También J. D Salinger, Isaac Asimov, Allen Ginsberg. Por eso, en
cuanto arribé a la ciudad de las luces insomnes, busqué la manera de llegar a
la Universidad de Columbia.
Fui a New York con el objetivo de cursar dos semanas intensivas de escritura creativa para hispanohablantes en el City College. El seminario incluía actividades de recorrido por la ciudad y producción diaria de textos. Pausas y días libres me aseguraban que dispondría de huecos de tiempo suficiente para salir en busca de los rastros neoyorquinos de los autores y de los libros que leí. Era la primera vez que viajaba a un país de América del Norte. Para alguien como yo, nacida en el conurbano bonaerense y criada en un barrio modesto de Salta, todo era novedoso y deslumbrante.
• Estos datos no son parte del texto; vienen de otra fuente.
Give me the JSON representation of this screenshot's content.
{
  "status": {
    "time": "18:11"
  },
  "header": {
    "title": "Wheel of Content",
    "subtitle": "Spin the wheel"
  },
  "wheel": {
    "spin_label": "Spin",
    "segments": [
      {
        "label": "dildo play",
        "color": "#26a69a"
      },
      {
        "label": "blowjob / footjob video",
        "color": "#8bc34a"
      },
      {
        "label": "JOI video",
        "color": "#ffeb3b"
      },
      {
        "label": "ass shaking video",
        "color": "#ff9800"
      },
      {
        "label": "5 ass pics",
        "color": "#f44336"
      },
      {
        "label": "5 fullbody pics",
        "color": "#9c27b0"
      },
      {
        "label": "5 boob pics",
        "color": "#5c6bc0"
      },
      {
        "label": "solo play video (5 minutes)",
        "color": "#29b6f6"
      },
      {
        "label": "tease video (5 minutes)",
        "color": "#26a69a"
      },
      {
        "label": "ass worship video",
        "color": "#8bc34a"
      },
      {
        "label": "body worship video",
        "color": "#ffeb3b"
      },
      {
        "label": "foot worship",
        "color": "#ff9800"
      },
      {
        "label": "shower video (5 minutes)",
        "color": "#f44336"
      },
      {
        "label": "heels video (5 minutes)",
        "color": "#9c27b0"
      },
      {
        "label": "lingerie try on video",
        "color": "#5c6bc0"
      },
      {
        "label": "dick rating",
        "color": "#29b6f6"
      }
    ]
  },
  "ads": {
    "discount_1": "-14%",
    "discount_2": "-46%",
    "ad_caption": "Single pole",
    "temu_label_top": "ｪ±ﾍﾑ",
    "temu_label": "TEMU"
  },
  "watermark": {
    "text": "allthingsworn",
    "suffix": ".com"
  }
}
El camino hacia Columbia fue muy fácil de encontrar. En cuanto me subí al metro, el que me llevaría desde mi alojamiento en Harlem hasta el City College para mi primera clase, leí Columbia entre los nombres de las estaciones pintados sobre las paredes del vagón. La necesidad de deletrear palabras y de recurrir a gestos para hacerme entender en la boletería del metro, me habían dejado insegura. Por eso, en cuanto salí a la superficie y me vi perdida, no me animé a preguntar. Miré una y otra vez el mapa y di vueltas sin rumbo hasta toparme con la referencia esencial: el Toro de Wall Street. Justo al frente, estaba el City College.
Lo que más me gustó del primer día fue haberme encontrado con mis compañeros de seminario: todos latinoamericanos, todos hispanohablantes. En el aula y en mis compañeros estaba la coraza protectora que supone el solo hecho de escuchar la música del idioma propio en escenario extranjero. La lengua fue la puerta de entrada para las charlas, los paseos en grupos por la ciudad, y los tragos y cafés en aquellos bares subterráneos con aires de cápsulas conspirativas de principios de siglo.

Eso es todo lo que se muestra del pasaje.